The Choice

Jul 12, 2010 | awareness, the path

…and on my way to the old city, I came across a peasant who was standing right at the edge of a cliff, his shoulders hanging heavily at his sides and his gaze lost in the horizon. Carefully, I walked toward him and made him aware of my presence. He turned his head and, with a somber expression on his face, asked me what I was looking for. I sat on a patch of straw and offered him my attention to listen to his story.

“I was an orphan in the village where I lived,” he started, “abused and mistreated, until the day a traveler arrived from a foreign country and found me roaming the streets looking for food. He asked me for a place to stay and told me he needed someone to care for him and keep him company. A few days after he settled, he offered me shelter, food, clothing, and the promise of keeping me unconditionally, if only I stayed with him as his loyal companion—one more day, every day.”

“For the first time, I felt secure and cared for, and little by little I shared with him the secret life I had: I showed him fields of pasture never seen by anyone before; I sang him songs I composed whenever pain surrounded me; I fed him milk and honey and bathed him with water from the first spring rain.”

“I also gave him moments of despair, pain, and delusion, and each time fear overcame my reason, he protected me from the demons of my past. My master’s eyes held the meaning of compassion and the wisdom of a child. Day after day, he built me up and showed me all that I could be, as long as I stayed with him.”

“Then why do you seem so burdened?” I inquired. “Have you lost your master?”

“The day came when my master taught me all he had to teach and gave me all he had to give,” the peasant said, “and his patience grew thin and his tolerance vanished. All the pain and grudges he had quietly chosen to keep for years—aware of my pain and fearful of my reactions and despair—came adrift with rage and vengeance. Scorned and bitter, he turned against me, and I, afraid of his abandonment, became irrational and delusional as I had been before he welcomed me into his life. All the demons he had put to sleep and the nightmares he had quieted returned to hunt me and claim my spirit.”

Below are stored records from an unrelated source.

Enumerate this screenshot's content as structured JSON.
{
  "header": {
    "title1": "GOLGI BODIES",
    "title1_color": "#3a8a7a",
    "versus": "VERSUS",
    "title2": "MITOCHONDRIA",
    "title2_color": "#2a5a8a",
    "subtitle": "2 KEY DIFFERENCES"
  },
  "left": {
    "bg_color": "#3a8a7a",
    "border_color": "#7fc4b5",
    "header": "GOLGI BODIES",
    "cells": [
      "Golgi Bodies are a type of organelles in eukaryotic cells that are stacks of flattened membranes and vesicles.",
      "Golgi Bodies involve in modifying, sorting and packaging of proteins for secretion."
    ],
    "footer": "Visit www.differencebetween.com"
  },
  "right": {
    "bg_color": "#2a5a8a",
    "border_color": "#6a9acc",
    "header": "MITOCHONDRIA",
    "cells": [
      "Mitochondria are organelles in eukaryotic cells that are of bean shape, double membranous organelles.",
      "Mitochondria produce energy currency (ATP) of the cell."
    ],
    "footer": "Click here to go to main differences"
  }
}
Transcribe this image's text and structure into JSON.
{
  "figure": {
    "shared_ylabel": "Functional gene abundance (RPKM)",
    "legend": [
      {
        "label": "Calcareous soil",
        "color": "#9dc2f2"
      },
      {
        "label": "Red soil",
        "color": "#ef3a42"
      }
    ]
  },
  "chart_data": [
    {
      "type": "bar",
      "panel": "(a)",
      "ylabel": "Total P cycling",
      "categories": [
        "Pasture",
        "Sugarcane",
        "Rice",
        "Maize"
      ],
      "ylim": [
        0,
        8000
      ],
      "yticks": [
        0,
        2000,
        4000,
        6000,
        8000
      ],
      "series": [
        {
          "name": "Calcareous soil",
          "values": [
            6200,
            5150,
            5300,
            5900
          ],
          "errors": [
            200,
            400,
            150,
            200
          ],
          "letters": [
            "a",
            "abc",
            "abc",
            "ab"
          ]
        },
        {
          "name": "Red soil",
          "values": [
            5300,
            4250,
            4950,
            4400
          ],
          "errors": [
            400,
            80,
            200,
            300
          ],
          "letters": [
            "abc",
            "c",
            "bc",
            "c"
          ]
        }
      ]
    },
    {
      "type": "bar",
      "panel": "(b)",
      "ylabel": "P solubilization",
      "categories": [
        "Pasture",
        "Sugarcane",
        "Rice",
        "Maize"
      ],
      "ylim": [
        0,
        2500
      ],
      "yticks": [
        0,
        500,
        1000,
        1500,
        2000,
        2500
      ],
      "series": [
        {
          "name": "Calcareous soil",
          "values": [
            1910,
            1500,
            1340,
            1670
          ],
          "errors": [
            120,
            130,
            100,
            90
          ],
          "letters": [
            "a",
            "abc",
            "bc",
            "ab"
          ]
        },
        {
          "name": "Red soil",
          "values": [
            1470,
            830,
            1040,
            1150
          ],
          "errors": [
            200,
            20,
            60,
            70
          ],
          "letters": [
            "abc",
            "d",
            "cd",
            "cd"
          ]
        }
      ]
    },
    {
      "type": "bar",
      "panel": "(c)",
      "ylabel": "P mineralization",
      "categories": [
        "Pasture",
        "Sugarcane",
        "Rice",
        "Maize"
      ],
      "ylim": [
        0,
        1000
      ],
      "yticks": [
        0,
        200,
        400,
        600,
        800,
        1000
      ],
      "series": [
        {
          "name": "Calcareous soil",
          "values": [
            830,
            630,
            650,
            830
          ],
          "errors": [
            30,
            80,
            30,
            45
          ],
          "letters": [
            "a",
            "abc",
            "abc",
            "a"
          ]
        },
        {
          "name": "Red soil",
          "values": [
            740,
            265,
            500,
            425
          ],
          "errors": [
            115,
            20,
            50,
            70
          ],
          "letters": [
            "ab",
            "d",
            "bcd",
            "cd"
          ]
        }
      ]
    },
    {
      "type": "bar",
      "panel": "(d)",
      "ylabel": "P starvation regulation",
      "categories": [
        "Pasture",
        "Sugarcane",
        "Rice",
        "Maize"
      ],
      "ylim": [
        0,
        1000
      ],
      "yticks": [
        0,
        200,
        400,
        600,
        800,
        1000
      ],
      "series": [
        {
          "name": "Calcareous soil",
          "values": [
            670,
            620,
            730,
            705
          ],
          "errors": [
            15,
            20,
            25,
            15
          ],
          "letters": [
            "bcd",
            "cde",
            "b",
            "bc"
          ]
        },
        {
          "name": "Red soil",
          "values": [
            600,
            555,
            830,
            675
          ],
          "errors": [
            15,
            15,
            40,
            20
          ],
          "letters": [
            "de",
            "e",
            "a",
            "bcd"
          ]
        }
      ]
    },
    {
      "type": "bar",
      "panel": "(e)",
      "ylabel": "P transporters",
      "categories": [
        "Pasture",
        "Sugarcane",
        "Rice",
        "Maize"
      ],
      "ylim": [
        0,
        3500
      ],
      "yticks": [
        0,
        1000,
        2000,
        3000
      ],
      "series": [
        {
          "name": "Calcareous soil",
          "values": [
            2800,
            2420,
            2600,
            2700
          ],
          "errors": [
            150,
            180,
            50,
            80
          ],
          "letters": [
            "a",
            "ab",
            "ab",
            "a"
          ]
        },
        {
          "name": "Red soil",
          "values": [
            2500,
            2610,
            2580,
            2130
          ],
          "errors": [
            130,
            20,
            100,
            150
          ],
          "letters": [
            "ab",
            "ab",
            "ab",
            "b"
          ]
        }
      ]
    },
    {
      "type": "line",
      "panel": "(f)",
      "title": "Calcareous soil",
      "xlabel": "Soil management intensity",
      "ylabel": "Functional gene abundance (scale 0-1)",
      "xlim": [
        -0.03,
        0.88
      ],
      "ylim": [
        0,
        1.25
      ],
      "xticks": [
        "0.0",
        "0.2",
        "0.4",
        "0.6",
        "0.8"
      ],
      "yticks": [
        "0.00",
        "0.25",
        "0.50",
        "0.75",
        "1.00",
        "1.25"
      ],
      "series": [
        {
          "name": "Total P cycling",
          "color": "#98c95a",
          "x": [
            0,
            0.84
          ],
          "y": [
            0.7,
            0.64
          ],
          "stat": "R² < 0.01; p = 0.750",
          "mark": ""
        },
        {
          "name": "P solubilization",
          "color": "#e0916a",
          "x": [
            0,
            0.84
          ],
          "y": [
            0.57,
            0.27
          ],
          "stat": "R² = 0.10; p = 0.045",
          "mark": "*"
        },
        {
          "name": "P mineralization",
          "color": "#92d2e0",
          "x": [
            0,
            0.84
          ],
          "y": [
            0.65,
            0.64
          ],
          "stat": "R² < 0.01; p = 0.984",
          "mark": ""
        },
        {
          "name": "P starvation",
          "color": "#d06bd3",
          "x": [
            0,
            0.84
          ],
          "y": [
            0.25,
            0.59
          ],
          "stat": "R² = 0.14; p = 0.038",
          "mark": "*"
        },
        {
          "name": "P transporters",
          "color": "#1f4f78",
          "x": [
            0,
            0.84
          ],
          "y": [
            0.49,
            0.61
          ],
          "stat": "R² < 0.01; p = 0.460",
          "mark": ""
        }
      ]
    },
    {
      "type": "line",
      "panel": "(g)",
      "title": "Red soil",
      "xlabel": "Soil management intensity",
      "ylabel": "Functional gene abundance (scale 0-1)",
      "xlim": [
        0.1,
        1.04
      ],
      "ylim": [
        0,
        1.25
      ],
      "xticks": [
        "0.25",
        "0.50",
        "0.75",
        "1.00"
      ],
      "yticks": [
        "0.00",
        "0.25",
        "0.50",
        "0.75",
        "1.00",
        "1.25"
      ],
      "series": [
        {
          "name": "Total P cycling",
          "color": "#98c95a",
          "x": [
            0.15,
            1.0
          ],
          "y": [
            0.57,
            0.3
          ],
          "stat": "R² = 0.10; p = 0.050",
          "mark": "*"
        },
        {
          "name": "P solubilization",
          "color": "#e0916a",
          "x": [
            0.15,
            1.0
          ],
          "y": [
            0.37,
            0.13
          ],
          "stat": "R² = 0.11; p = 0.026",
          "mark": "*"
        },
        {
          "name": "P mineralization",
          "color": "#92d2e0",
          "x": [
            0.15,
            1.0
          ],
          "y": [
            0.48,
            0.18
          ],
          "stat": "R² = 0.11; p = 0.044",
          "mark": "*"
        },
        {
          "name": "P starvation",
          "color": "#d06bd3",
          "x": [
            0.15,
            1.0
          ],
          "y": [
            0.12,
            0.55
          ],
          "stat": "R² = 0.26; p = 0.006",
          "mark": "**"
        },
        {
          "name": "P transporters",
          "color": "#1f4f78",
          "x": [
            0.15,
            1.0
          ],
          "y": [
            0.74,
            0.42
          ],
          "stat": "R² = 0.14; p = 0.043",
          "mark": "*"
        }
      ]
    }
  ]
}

“Where is he now?” I asked.

“He’s somewhere down there,” he said, signaling the distant town across the cliffs, “living his life as a new man, in the company of his regrets.”

He went back to the edge of the cliff, and his eyes once more became lost in the horizon, as if searching for something that was no longer there.

I stood up and walked away with a life lesson:
Freedom of choice doesn’t give us the right to make others responsible for having made the wrong one.